During the last 12 months we attended three major conferences focused on search and big data themes. Lucene Revolution took place in San Francisco in May. Otis gave a talk titled “Search Analytics: What? Why? How?” (slides) during the first day. There were a number of other good talks there and the complete conference agenda is available on https://lucenerevolution.com/2011/agenda. Some videos are available as well. Next came the Berlin Buzzwords conference, a more grass-roots conference which took place between 4th and 10th of June. Otis gave the updated version of his “Search Analytics: What? Why? How?”. If you want to know more, check conference official site – https://berlinbuzzwords.de. The last conference focused exclusively on Lucene and Solr was Lucene Eurocon 2011 in sunny and tourist-filled Barcelona between 17th and 20th of October. And guess what – we were there again (surprise!), this time in slightly larger numbers. Otis gave a talk about “Search Analytics: Business Value & BigData NoSQL Backend” (video, slides) and Rafał gave a talk on a pretty popular topic – “Explaining & Visualizing Solr ‘explain’ information” (video, slides). No open source project can endure without regular injections of new blood. This year, Lucene and Solr development team was joined by a number of new people whose names may look familiar to you:
These 7 men are now Lucene and Solr committers and we look forward to our next year’s Year in Review post, where we hope to go over the good things these people will have brought to Lucene and Solr in 2012.

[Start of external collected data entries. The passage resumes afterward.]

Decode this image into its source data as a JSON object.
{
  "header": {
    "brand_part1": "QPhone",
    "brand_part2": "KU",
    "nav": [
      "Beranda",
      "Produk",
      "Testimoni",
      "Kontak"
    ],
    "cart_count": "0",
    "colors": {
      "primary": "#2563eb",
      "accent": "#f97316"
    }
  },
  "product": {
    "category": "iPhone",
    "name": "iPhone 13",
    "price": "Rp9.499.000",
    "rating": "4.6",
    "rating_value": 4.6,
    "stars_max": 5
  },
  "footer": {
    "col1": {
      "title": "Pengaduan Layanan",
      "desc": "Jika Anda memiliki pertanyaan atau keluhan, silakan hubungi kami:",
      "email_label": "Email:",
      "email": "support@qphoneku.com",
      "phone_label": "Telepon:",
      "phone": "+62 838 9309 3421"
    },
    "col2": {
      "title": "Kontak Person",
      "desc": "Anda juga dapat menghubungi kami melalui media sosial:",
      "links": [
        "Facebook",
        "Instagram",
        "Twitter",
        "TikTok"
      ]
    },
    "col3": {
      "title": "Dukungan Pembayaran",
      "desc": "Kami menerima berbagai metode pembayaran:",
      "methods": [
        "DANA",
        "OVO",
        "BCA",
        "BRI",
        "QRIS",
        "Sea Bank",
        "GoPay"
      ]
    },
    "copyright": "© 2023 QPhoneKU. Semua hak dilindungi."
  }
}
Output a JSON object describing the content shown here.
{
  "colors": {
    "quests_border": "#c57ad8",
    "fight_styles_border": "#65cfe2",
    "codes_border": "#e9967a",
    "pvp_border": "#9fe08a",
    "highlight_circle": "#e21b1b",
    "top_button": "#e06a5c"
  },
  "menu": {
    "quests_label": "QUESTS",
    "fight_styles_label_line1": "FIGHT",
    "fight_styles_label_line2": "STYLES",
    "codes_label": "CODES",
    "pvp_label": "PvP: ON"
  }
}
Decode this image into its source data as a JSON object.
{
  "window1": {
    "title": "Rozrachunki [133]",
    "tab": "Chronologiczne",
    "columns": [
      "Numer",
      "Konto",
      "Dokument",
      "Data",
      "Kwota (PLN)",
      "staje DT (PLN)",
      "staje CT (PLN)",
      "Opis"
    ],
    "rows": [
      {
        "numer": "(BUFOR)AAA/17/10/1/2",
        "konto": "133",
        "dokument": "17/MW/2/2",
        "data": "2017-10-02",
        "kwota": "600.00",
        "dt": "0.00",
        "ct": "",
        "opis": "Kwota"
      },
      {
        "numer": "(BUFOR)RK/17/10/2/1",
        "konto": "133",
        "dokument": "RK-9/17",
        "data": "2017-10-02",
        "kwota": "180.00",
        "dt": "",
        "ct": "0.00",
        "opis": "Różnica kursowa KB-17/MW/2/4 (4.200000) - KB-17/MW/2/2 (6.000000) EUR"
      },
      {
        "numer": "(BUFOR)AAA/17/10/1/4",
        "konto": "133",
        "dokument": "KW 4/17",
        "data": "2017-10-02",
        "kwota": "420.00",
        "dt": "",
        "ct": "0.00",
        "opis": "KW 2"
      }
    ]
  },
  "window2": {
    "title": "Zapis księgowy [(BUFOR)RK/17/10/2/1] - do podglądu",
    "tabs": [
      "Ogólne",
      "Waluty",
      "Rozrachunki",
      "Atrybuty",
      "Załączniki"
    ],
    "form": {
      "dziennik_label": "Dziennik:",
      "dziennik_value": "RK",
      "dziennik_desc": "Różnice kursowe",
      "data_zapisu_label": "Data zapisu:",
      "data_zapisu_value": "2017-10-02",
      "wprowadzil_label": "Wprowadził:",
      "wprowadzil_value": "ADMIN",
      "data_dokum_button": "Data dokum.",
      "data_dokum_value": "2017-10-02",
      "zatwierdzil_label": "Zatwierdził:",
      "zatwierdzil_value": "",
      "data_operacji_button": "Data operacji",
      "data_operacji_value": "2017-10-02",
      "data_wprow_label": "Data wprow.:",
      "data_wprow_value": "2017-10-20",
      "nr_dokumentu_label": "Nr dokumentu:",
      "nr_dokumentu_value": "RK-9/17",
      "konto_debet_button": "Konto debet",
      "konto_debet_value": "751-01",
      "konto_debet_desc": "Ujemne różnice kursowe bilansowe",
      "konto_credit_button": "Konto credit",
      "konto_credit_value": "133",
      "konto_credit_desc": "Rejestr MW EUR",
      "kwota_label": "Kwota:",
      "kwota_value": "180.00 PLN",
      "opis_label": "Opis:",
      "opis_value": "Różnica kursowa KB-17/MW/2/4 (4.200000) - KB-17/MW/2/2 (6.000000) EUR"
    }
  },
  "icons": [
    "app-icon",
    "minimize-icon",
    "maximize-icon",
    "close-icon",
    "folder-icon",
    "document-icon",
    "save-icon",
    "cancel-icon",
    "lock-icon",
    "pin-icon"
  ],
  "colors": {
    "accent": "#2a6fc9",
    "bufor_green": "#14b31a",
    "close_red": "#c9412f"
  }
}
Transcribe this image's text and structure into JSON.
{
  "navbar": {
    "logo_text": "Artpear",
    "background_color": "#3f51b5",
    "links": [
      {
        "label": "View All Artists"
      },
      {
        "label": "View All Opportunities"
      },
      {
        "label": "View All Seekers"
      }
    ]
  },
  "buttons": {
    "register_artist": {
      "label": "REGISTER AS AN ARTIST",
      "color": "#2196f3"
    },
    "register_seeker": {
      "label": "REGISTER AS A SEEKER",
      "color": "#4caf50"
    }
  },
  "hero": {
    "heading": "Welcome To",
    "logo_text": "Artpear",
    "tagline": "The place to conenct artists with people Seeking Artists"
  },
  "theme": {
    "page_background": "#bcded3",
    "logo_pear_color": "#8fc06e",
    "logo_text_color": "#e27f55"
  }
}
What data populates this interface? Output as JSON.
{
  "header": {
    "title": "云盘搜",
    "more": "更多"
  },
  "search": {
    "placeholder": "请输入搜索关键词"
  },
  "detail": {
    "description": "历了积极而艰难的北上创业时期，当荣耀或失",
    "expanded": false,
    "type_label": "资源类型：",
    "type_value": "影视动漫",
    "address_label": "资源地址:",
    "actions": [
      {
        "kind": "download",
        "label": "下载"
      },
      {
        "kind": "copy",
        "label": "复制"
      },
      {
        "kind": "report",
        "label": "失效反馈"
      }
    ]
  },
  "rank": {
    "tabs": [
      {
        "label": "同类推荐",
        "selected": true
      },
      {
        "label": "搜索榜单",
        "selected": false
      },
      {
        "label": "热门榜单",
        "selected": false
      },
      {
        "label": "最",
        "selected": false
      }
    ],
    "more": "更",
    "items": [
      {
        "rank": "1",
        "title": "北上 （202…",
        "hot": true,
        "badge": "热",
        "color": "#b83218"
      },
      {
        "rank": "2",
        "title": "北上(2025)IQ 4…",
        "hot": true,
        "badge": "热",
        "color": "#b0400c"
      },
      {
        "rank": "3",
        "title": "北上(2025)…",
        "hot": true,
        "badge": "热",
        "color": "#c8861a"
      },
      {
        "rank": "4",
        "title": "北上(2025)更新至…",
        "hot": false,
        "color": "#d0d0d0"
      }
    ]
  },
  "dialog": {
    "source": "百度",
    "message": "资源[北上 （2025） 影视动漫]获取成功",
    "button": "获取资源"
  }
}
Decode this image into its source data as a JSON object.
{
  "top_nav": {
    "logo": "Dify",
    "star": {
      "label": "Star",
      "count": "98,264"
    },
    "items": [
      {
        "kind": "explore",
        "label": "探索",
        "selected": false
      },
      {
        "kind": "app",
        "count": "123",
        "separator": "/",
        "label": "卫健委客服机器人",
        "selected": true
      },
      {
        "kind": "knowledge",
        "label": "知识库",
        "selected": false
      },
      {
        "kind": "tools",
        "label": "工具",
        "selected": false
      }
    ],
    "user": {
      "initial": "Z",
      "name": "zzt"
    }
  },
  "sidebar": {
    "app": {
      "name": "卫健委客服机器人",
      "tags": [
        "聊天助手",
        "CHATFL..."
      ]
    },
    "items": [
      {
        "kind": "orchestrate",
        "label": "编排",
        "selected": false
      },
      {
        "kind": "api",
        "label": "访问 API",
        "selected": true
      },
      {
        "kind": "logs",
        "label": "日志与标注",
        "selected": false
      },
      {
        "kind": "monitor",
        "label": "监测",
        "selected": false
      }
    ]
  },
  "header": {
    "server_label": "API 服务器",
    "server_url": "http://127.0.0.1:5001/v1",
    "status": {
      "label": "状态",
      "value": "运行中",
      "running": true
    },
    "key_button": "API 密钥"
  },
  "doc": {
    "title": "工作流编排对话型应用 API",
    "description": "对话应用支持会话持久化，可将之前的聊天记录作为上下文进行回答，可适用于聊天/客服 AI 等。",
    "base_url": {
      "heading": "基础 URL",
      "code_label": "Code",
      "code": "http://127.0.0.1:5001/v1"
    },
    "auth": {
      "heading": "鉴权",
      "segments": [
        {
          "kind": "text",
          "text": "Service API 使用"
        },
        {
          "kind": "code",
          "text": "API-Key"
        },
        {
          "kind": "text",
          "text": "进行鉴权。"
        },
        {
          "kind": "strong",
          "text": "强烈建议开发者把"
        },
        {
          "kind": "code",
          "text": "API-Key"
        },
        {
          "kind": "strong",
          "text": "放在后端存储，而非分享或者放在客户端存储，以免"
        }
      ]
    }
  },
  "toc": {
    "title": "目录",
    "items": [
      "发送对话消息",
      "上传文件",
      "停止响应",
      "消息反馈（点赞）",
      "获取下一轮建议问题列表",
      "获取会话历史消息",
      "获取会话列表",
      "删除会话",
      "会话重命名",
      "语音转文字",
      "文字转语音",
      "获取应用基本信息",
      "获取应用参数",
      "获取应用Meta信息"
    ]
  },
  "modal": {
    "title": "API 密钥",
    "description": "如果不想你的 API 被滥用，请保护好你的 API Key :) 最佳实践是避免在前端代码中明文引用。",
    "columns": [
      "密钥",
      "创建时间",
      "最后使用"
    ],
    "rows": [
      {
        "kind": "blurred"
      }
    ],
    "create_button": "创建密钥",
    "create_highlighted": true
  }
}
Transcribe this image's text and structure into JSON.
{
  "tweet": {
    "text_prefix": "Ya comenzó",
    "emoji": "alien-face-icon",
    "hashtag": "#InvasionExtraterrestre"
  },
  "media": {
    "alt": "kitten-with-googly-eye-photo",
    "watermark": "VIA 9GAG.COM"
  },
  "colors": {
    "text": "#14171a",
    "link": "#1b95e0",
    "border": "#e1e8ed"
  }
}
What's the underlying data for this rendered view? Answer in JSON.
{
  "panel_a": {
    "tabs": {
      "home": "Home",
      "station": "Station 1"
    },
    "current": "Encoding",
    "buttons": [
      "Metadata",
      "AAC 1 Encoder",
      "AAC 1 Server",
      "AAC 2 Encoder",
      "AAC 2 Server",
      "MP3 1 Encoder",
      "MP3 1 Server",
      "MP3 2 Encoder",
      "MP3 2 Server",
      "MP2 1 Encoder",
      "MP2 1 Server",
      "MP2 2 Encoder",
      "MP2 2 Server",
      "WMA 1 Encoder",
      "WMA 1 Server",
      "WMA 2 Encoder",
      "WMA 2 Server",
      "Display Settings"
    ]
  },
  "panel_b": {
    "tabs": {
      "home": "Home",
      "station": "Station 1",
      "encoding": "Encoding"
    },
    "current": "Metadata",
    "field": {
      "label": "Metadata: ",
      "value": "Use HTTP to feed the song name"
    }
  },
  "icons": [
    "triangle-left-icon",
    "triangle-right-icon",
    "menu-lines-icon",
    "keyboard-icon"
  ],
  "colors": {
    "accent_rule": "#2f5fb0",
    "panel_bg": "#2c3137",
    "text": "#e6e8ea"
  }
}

You know an open source project is successful when a whole book is dedicated to it. You know a project is very successful when more than one book and more than one publisher cover it. There were no new editions of Lucene in Action (amazon, manning) this year, but our own Rafał Kuć published his Solr 3.1 Cookbook (amazon) in July. Rafał’s cookbook includes a number of recipes that can make your life easier when it comes to solving common problems with Apache Solr. Another book, Apache Solr 3 Enterprise Search Server (amazon) by David Smiley and Eric Pugh was published in November. This is a major update to the first edition of the book and it covers a wide range of functionalities of Apache Solr.